Deutschlandweit bekannt wurde Rainer Scheithauer (1931-1992) mit 80 Arbeiten im öffentlichen Raum. Ab 1975 schuf der in Dallau (Neckar-Odenwald-Kreis) lebende Künstler allein 45 Brunnen, zwei davon stehen in Heidelberg. Drei Jahre vor seinem Tod kehrte er zur Malerei zurück. Die Landschaften des Odenwalds und Neckartals bildeten die Bildanlässe für Rainer Scheithauers malerisches Spätwerk. Mit starkem Pinselduktus brachte er die selbst gemischten Öltemperafarben auf die Bildgründe auf. Bis heute wirken diese Landschaften direkt, zupackend und modern. Nicht Details werden hier festhalten, sondern Atmosphärisches. Cezannes Prinzipien der Landschaftstektonik schwingen spürbar nach. Eine Art Seelenverwandtschaft zu Lovis Corinths Walchensee-Bildern besitzen einige der von jugendlich wirkender Schaffenskraft strotzenden Werke.

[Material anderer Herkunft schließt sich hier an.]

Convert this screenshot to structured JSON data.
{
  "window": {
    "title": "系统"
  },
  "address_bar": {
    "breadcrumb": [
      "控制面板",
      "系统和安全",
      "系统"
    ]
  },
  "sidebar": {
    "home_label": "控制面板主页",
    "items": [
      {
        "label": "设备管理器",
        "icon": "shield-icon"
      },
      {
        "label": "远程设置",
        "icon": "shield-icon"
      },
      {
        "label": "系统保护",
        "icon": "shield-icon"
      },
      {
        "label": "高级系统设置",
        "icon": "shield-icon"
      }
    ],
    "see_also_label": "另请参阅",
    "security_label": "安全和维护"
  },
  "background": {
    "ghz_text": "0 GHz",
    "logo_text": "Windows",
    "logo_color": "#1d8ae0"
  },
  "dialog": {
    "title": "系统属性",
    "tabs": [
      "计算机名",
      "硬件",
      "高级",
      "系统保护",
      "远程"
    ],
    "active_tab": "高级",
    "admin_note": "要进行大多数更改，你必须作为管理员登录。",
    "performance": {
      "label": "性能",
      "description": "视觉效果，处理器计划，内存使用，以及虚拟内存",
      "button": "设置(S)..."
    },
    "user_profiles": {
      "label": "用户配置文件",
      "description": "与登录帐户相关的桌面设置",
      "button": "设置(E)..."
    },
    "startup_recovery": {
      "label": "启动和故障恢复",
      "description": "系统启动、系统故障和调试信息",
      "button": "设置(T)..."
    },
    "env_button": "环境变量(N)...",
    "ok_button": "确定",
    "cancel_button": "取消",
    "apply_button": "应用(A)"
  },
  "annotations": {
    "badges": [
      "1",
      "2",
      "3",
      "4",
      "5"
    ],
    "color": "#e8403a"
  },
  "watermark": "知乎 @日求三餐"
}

Anderes thematisiert die Schwester Roswitha Scheithauer in ihrer Tanz-Serie „Und Pippa tanzt!“. Diese basiert auf einer literarischen Vorlage, auf Gerhart Hauptmanns Glasbläser-Märchen mit dem gleichen Titel. Vorbild für die Titelheldin, ein mystisches Wesen, war die sechzehnjährige Schauspielerin Ida Orloff, in die sich Hauptmann heftig verliebt hatte.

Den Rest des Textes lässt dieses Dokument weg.